The early repair group also showed better secondary outcome scores in the KIOO and the Lysholm tests at the two-year evaluation. Pain scores did not differ significantly between the groups. As should be expected, the surgical group demonstrated significantly fewer incidences of the knee giving way 24 months after randomization. A greater percentage of the repair group participants (43% versus 31%) returned to their prior level of sport. Interestingly, the rates of those subjects satisfied with their treatment were quite high and nearly equal in both groups (92.6% of the surgical group and 91.3% in the conservative group).
Testing the effectiveness of surgical interventions against no intervention is difficult. This study was unique in its access to patients – offering participation to 282 qualified patients. However, only 167 agreed to participate. Subjects were assigned randomly without consideration of which management approach might be best for them. Therefore, half of the conservatively managed patients received later reconstruction because they met the criteria for this approach.

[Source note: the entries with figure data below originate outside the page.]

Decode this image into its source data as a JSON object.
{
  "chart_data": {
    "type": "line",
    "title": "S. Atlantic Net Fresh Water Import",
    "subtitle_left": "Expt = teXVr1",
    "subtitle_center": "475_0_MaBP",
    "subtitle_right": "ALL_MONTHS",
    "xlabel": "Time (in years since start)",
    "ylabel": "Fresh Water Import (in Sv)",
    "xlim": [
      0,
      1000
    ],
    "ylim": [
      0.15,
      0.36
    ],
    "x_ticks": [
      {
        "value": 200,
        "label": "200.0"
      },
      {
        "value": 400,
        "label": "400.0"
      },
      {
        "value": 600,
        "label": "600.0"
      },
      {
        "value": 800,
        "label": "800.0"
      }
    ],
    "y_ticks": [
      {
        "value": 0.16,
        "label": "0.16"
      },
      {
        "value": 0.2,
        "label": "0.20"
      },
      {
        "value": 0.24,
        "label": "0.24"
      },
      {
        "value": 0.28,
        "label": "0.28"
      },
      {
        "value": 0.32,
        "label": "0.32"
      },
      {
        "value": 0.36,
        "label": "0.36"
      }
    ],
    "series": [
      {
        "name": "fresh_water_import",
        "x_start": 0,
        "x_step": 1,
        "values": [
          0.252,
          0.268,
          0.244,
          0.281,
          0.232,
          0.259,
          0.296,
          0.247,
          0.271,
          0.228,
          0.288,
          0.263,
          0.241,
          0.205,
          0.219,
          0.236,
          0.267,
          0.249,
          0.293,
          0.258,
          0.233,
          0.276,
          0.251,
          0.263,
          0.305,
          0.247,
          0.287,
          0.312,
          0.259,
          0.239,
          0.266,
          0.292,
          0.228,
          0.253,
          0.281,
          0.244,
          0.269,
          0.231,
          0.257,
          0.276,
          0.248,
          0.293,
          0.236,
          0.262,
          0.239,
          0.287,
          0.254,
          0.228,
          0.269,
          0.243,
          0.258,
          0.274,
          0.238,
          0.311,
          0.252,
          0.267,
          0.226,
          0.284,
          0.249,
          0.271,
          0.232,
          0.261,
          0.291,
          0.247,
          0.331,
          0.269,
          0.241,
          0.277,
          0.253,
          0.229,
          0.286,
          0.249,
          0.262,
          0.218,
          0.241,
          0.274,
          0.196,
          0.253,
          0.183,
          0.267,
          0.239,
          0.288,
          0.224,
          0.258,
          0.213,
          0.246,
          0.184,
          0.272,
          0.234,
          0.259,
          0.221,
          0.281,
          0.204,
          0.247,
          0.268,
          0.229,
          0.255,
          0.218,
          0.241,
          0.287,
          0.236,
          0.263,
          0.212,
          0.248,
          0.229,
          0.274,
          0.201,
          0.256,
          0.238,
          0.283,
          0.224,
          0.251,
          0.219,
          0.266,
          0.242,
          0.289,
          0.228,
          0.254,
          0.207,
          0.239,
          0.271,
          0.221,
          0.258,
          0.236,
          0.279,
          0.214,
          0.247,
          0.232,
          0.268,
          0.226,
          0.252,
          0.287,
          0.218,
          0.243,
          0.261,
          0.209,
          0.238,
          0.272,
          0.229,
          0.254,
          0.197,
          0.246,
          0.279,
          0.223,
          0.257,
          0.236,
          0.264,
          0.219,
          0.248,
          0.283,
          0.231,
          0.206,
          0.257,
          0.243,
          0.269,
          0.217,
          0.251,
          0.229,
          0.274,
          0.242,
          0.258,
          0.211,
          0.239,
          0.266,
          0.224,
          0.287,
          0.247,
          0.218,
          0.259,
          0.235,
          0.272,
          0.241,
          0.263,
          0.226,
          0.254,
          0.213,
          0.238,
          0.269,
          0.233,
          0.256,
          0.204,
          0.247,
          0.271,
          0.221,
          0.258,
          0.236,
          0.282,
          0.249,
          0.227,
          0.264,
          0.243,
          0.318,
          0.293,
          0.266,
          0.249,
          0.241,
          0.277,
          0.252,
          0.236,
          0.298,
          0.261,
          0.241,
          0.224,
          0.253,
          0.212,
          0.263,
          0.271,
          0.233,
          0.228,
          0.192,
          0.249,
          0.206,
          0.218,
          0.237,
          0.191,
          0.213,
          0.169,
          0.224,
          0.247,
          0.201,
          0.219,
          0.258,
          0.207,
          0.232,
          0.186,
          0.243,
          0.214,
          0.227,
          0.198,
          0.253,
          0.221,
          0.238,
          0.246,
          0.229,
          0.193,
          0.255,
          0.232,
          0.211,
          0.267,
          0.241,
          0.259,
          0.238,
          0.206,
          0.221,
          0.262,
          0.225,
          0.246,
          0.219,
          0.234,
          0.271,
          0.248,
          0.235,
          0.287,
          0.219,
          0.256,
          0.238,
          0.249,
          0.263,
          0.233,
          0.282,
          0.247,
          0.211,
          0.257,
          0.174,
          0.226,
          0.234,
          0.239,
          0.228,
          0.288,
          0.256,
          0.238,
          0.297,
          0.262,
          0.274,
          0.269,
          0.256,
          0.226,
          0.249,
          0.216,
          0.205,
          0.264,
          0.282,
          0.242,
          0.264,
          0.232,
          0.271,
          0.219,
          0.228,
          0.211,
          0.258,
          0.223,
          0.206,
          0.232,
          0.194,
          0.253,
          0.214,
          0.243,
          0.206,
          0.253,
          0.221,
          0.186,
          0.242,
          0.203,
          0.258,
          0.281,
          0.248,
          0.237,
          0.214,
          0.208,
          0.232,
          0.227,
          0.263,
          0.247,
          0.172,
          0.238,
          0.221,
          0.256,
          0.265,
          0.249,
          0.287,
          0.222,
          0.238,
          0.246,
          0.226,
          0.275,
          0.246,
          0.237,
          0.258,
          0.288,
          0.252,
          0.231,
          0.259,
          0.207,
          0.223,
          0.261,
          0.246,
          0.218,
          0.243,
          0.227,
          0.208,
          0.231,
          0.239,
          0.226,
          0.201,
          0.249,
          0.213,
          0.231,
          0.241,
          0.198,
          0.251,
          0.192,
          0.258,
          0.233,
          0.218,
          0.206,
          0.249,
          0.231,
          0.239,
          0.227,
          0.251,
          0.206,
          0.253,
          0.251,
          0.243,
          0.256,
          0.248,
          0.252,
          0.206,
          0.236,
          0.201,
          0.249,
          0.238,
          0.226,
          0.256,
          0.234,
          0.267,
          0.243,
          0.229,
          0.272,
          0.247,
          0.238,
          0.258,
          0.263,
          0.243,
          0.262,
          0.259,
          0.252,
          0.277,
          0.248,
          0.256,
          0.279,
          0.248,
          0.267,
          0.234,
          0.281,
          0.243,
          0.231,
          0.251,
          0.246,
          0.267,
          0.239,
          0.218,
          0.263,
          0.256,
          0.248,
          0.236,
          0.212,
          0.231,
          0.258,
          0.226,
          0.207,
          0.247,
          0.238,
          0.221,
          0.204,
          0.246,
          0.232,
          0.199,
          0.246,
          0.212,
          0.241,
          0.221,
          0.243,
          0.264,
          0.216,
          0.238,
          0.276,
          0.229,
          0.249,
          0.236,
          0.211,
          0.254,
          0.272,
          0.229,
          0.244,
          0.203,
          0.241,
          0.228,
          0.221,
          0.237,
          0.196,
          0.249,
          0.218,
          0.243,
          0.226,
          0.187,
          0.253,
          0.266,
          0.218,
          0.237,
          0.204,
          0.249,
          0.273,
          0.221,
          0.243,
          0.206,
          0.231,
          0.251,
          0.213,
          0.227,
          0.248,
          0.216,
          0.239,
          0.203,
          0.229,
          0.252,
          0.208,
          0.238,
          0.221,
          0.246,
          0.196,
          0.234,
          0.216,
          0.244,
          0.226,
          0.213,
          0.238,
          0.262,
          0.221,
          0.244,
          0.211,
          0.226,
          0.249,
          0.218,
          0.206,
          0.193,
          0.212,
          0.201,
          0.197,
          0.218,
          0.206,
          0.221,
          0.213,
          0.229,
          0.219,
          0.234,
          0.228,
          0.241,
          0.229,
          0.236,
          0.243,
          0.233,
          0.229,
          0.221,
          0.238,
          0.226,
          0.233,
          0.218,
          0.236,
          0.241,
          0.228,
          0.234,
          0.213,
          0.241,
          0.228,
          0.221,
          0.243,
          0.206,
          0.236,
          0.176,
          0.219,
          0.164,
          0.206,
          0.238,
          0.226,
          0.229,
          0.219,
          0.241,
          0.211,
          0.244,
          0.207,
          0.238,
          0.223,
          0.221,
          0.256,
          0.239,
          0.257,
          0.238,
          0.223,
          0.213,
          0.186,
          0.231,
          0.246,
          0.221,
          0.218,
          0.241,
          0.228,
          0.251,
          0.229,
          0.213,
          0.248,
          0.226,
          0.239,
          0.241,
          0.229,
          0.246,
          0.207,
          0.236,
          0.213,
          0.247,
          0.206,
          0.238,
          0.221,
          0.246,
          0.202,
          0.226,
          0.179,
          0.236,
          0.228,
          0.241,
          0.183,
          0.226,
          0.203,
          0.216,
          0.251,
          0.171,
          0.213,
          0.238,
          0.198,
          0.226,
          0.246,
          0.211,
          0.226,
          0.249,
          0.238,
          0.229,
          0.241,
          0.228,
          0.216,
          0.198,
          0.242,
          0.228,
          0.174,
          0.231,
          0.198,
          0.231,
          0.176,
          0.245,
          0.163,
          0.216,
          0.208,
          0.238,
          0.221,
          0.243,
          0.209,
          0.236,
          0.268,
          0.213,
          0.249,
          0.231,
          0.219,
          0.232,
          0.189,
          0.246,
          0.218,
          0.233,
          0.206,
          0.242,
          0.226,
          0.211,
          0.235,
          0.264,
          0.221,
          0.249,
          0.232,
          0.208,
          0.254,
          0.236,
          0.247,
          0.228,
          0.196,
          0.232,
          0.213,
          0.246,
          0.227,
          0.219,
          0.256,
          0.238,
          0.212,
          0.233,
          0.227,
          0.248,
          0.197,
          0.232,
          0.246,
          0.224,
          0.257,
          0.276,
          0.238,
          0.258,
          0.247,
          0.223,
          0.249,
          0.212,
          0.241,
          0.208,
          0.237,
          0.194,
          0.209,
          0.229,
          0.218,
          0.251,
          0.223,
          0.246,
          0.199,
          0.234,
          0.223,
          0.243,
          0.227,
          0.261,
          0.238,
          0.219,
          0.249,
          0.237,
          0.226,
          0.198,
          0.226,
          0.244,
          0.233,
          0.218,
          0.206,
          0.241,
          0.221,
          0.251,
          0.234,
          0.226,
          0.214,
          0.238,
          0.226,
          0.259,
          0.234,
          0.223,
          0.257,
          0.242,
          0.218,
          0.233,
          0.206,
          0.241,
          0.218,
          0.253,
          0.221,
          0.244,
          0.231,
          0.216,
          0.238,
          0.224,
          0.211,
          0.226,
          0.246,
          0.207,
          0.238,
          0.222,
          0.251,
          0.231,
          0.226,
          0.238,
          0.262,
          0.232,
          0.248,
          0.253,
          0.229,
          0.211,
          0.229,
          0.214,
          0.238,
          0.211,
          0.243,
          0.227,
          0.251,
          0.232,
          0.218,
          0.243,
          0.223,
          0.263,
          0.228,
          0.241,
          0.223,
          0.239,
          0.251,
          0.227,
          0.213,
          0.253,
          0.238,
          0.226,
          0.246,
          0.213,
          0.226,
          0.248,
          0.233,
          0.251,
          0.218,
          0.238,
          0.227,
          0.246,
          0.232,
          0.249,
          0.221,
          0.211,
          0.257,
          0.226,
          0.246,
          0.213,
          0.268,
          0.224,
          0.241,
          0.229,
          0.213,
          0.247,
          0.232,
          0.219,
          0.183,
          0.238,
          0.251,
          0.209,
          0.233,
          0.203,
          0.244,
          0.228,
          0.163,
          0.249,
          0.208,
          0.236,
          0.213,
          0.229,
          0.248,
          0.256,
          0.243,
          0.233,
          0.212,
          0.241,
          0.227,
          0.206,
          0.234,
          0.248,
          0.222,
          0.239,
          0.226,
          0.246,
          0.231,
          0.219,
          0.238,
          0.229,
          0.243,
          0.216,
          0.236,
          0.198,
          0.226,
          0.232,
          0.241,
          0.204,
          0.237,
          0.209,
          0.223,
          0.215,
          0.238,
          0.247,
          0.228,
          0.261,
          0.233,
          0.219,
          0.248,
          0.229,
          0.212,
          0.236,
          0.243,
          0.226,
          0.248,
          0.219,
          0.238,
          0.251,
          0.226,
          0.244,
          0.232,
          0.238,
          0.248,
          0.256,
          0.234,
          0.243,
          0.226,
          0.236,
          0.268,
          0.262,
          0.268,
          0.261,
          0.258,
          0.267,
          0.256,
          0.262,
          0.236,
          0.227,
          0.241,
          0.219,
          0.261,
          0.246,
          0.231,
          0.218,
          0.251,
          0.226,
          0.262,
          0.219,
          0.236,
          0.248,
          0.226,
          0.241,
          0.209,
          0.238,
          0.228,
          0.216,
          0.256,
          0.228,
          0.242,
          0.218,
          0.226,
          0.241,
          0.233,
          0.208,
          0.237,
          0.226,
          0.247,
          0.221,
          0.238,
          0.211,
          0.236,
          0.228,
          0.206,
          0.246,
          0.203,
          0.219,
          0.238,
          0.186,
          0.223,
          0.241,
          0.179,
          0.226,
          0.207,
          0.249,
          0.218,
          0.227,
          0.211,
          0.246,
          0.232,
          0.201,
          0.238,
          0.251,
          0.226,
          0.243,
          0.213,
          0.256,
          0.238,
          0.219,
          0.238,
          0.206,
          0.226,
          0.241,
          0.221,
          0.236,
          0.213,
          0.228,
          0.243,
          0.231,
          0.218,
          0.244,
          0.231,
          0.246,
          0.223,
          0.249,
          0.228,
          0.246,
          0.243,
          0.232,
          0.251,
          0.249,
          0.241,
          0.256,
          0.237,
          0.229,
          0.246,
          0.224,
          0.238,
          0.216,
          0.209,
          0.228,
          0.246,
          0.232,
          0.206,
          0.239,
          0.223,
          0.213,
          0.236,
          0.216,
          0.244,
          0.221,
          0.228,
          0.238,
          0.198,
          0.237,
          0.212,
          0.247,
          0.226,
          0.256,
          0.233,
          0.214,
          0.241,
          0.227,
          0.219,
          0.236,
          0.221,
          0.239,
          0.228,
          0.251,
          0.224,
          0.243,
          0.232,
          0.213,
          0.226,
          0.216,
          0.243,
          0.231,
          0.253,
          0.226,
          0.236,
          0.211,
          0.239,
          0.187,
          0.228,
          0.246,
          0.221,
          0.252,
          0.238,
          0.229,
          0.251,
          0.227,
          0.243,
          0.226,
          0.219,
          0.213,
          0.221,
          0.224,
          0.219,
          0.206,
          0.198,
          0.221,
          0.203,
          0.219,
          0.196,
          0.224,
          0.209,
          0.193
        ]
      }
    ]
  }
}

Despite the delay in treatment for those in the conservative group, both groups exhibited high satisfaction ratings two years after the initiation of the study. The later surgery for half of the rehab group may account for their lower outcome scores. With the average surgical delay of 10 months, half of this group was also delayed in their post-op rehab. They might still have decreased function, increased pain, and may not have been ready for return to sport despite the 24 months since their injury. The researchers did not separate out the results of those who were managed conservatively from those who later received surgical repair. Therefore, while an interesting exercise, this study lacks any real clinical relevance except to suggest that guidelines for evaluating the need for surgical repair might effectively predict those who will eventually need surgical intervention.